Why don’t all UK banks deploy Two-Factor authentication?

Their excuse is cost. Although the actual cost of deploying Two-Factor authentication is relatively small (£3 to £6 per customer), UK banks do not want to spend in the current climate and are more than happy taking the hit on cyber fraud, which is regarded as a more acceptable cost than shelling out on security prevention, no matter the inconvenience and stress this type of fraud places on it’s victims. There is a thought, given a choice customers would be happy to pay a one off £5 fee, paying for their hardware token to gain security benefits it provides.

Seriously, why do UK Banks continue to shoot themselves in the foot by not providing Two-Factor authentication to their customers?
Ok, here is the real food for thought on the cost argument. Most UK banks actually want their customers to use online banking for reviewing bank statements, than sending paper statements to their customers in the post. Surely the cost of having a customer use online banking and being provided with a hardware token for security is much cheaper than posting 12 statements a year. I say this as I know people who are put off by using online banking because they don’t feel confident in the security, personally I think using a hardware token would give them that a security assurance. Providing a Two-Factor token could actually turn out to be a real cost saving! And let’s not forget the carbon saving by not printing those paper bank statements and shipping them around the country too.

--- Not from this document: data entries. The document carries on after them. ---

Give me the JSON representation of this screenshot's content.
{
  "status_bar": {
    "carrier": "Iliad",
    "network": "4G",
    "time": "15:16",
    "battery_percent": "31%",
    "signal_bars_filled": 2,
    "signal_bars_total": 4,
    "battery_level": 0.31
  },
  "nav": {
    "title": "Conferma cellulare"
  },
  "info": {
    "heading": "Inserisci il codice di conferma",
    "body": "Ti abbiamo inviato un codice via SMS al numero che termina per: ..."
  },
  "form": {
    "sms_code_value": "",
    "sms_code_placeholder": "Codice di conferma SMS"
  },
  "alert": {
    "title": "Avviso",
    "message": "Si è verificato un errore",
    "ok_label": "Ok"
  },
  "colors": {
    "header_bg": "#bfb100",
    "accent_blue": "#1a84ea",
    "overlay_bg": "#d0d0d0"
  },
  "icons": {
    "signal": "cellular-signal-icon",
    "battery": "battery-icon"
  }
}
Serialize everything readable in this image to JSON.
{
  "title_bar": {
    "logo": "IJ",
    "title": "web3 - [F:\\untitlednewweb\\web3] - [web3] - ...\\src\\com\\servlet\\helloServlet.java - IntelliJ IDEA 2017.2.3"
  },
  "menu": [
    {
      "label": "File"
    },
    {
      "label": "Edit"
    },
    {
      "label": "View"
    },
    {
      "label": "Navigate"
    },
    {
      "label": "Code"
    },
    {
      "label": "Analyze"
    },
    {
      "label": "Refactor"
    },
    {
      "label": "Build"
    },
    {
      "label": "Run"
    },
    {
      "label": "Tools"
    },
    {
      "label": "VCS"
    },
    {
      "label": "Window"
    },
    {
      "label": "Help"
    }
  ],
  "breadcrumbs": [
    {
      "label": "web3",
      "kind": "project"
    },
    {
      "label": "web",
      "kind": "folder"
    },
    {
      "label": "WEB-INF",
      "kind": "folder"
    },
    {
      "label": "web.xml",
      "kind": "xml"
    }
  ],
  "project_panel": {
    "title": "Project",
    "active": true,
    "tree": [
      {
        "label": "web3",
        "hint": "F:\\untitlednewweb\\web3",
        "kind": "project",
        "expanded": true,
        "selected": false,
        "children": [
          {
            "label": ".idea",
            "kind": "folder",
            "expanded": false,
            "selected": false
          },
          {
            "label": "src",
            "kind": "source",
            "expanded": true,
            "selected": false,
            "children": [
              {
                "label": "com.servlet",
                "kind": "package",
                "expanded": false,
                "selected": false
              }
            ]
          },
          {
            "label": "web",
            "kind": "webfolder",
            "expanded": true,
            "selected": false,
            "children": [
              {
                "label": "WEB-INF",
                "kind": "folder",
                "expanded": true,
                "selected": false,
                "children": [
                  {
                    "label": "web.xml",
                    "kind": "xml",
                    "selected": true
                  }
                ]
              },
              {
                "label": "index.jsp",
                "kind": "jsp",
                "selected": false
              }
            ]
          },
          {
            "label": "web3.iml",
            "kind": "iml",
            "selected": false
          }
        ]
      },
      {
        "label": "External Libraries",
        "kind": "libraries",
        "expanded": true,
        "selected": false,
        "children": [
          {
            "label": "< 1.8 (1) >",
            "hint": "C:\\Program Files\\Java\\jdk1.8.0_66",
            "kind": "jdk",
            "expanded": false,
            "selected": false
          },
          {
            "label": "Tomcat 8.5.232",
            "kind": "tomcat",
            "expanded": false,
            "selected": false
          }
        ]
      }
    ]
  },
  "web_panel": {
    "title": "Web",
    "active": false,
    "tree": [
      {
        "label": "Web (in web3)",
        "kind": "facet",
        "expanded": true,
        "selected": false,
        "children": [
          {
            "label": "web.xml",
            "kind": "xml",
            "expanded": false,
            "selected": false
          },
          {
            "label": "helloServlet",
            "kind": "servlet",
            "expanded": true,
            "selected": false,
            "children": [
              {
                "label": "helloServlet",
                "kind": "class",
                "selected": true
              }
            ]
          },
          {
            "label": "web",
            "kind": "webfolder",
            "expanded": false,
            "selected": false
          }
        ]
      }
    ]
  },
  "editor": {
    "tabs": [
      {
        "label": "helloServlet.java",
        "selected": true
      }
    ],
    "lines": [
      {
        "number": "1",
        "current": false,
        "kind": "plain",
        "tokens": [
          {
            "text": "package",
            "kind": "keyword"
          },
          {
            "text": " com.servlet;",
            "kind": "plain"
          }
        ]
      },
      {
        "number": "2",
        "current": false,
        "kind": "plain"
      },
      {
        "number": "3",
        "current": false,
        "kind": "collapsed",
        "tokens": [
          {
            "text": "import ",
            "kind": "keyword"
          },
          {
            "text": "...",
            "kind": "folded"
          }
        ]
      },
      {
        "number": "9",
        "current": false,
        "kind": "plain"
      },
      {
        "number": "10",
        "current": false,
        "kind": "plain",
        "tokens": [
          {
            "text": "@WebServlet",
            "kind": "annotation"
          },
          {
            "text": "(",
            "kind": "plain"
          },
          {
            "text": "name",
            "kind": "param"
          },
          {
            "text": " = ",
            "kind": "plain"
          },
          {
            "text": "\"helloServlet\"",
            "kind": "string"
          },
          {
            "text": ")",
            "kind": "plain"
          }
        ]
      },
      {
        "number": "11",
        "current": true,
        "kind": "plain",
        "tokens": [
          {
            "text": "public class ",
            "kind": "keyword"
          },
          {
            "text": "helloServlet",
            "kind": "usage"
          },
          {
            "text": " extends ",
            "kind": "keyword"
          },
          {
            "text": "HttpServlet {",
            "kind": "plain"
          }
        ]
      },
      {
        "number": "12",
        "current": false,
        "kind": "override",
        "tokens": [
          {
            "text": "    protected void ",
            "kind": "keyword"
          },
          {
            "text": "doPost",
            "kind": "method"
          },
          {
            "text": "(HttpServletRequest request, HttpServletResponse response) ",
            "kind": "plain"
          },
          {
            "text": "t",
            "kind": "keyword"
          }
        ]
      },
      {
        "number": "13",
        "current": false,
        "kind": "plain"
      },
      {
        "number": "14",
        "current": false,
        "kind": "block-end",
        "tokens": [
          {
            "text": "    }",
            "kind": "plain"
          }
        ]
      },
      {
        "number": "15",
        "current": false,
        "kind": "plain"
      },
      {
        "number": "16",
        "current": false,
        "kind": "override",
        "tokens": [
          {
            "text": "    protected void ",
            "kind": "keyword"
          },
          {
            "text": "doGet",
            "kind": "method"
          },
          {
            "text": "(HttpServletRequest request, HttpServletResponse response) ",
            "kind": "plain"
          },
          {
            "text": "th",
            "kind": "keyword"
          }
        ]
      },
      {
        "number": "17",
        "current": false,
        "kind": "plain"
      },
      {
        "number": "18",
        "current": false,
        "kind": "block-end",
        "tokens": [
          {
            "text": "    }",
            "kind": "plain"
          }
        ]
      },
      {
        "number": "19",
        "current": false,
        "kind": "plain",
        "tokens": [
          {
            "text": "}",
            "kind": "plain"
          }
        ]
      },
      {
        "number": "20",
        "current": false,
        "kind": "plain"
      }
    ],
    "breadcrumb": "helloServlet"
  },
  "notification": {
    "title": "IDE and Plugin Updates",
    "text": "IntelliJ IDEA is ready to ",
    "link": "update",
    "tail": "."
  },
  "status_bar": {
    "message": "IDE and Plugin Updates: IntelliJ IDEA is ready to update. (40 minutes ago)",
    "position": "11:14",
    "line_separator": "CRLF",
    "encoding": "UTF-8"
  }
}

What can you do to protect your online bank account?
IT Security Expert advice
1. If your bank does not provide Two-Factor authentication (token/key), consider switching to a bank which does.

2. Password Protection
a. Ensure your bank account password is a unique password to you. Using the same password with other websites such as Social Networking websites, Message Boards, Webmail and Job Recruitment Websites must be avoided at all costs. The bad guys hack these types of websites to specifically lift individual username and passwords for the purpose for trying against their online banking websites.
b. Change your password at least once a year, once a quarter is what I personally recommend.
c. Ensure your password is strong. By strong I mean use upper, lower case letters, at least one number, but most of all include at least one “special character”. By “special characters” I mean @, ”, $, %. However I know of one recently taken over Yorkshire based bank which actually prevents you from using special characters in your password!

3. Email Security
a. We all know about phishing Emails now, but it’s still a major problem and a favourite attack by deployed by cybercriminals to harvest online bank details. Phishing Emails are becoming more realistic and more specifically targeted. Unfortunately this attack still works, people are still suckered in by these Emails. So no matter how genuine an Email looks, never click on the links, a bank will (should) never request your accounts details or ask for you to login for any reason via an Email. Remember a phishing Email always prays on the emotion of greed (you won something) or fear (your account has been compromised, change your details).
b. Never send your bank details by Email, no matter what legitimate company or person requests it, be strong and always resist, just say no!

4. Ensure your Operating System is patched up to date, and you have Anti-Virus and Anti-Spyware applications running at all times, and make sure they are kept up to date. The bad guys like to deploy key logging malware onto unsuspecting user PCs, who then have not idea their key strokes are being recorded and sent on to fraudsters, key strokes including those bank account access details, namely the username and password.

5. Check your bank statements regularly. UK banks are getting better at detecting bank fraud but it’s far from perfect. Therefore it’s important you take responsibility and check through your statements regularly looking for fraudulent transactions. Pay particular attention to internet transactions and transfers out.